In Gramercy Insurance
Co. v. Expeditor’s Express, Inc., 2104 U.S. App. LEXIS 15262 (6th
Cir. Aug. 5, 2014), a truck driver died after the truck he was driving suffered
a flat tire, veered off the road, turned over and caught fire. As a result, the
driver’s estate sued the trucking company, the owner of the truck and others in
state court. The trucking company asked its insurance company to defend the
lawsuit and indemnify it against any judgment. In response, the insurer filed a
declaratory judgment action in federal court to determine whether it had any
responsibility for coverage.
The insurance policy did not cover “bodily injury” to any of
the trucking company’s employees arising out of and in the court of their
employment with the trucking company or performing duties related to the
conduct of the trucking company’s business. The policy defined the term “employee”
to include a “leased worker” or a person leased to the trucking company by a
labor leasing firm under an agreement between the trucking company and the
labor leasing firm, but it did not include a “temporary worker,” or a person furnished
to the trucking company to substitute for a permanent employee on leave or to
meet seasonal or short-term workload conditions.
The insurer moved for judgment on the pleadings which
consisted of the complaint, the answer, and the insurance policy. The district
court granted the insurer’s motion, finding that the insurance policy did not
apply because the driver was an “employee” of the trucking company.
On appeal, the Sixth Circuit was asked to review the issue
of whether the truck driver was actually an “employee” of the trucking company
and, therefore, excluded from coverage under the policy issued by the insurer.
According to the pleadings, at the time of the accident, the
truck driver was transporting magazines from Tennessee to Georgia for the
trucking company in a truck owned by a third party and leased to the trucking
company.
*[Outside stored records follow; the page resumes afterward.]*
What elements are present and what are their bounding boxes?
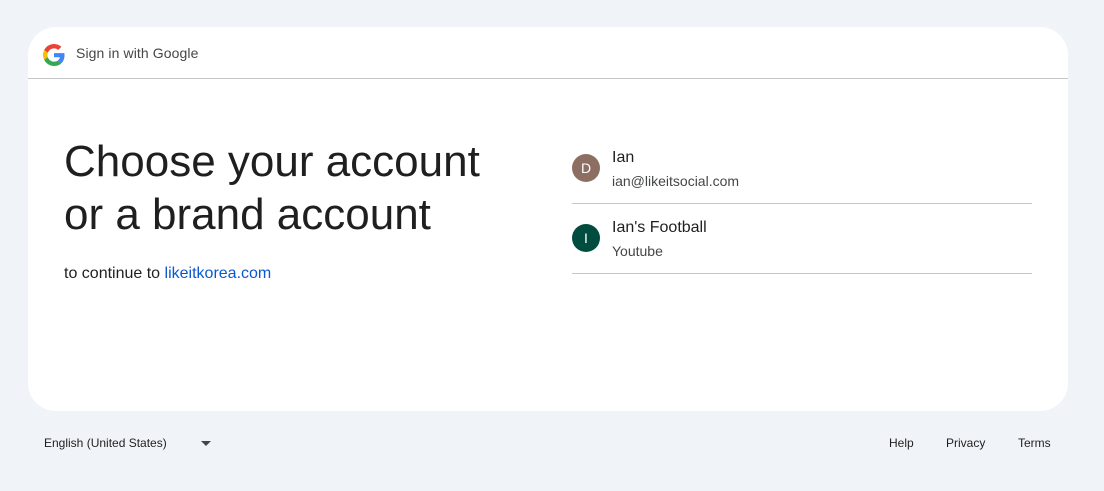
card-header: Sign in with Google — [28, 27, 1068, 79]
continue-site-link[interactable]: likeitkorea.com — [165, 265, 272, 282]
continue-text: to continue to likeitkorea.com — [64, 265, 271, 283]
google-g-logo-icon — [43, 44, 65, 66]
help-link[interactable]: Help — [889, 436, 914, 450]
footer: English (United States) Help Privacy Ter… — [0, 427, 1104, 459]
page-title-line-2: or a brand account — [64, 190, 431, 239]
avatar: D — [572, 154, 600, 182]
terms-link[interactable]: Terms — [1018, 436, 1051, 450]
account-name: Ian — [612, 149, 635, 166]
privacy-link[interactable]: Privacy — [946, 436, 985, 450]
header-title: Sign in with Google — [76, 45, 199, 61]
page-title-line-1: Choose your account — [64, 137, 480, 186]
account-list: D Ian ian@likeitsocial.com I Ian's Footb… — [572, 134, 1032, 274]
account-item-ians-football[interactable]: I Ian's Football Youtube — [572, 204, 1032, 274]
language-selector[interactable]: English (United States) — [44, 436, 167, 450]
account-name: Ian's Football — [612, 219, 707, 236]
continue-prefix: to continue to — [64, 265, 161, 282]
account-email: ian@likeitsocial.com — [612, 173, 740, 189]
account-detail: Youtube — [612, 243, 663, 259]
sign-in-card: Sign in with Google Choose your account … — [28, 27, 1068, 411]
page-title: Choose your account or a brand account — [64, 135, 534, 241]
avatar: I — [572, 224, 600, 252]
caret-down-icon[interactable] — [201, 441, 211, 446]
account-item-ian[interactable]: D Ian ian@likeitsocial.com — [572, 134, 1032, 204]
However, the pleadings did not answer the central question of whether
the truck driver was an “employee” of the trucking company.
To overcome this issue, the insurer pointed to an
endorsement which amended the policy to require the insured to comply with
Sections 29 and 30 of the Motor Carrier Act of 1980 and its relevant rules and
regulations. The insurer argued that by way of this endorsement, the truck
driver was an “employee” because the Motor Carrier Act of 1980 includes a
broader definition of “employee” that includes any “operator of a commercial
motor vehicle” who “directly affects commercial motor vehicle safety in the
court of employment” and who is not a government employee.
The Sixth Circuit disagreed, holding that the relevant
language of the endorsement did not incorporate the Motor Carrier Act’s
definition of “employee” into the policy. Rather, the endorsement, instead,
acted as a form of extra insurance for the policy. Therefore, if the policy covered
less than the Act required, the endorsement amended the policy to comply with
the Act. However, here, the policy covered more than the Act required. This is
because the policy used a narrower definition of employee than the Act permits.
Therefore, the policy covered more people, or in other words, excluded fewer
people from coverage. Accordingly, the Sixth Circuit reversed the judgment of the
district court and remanded it for further proceedings.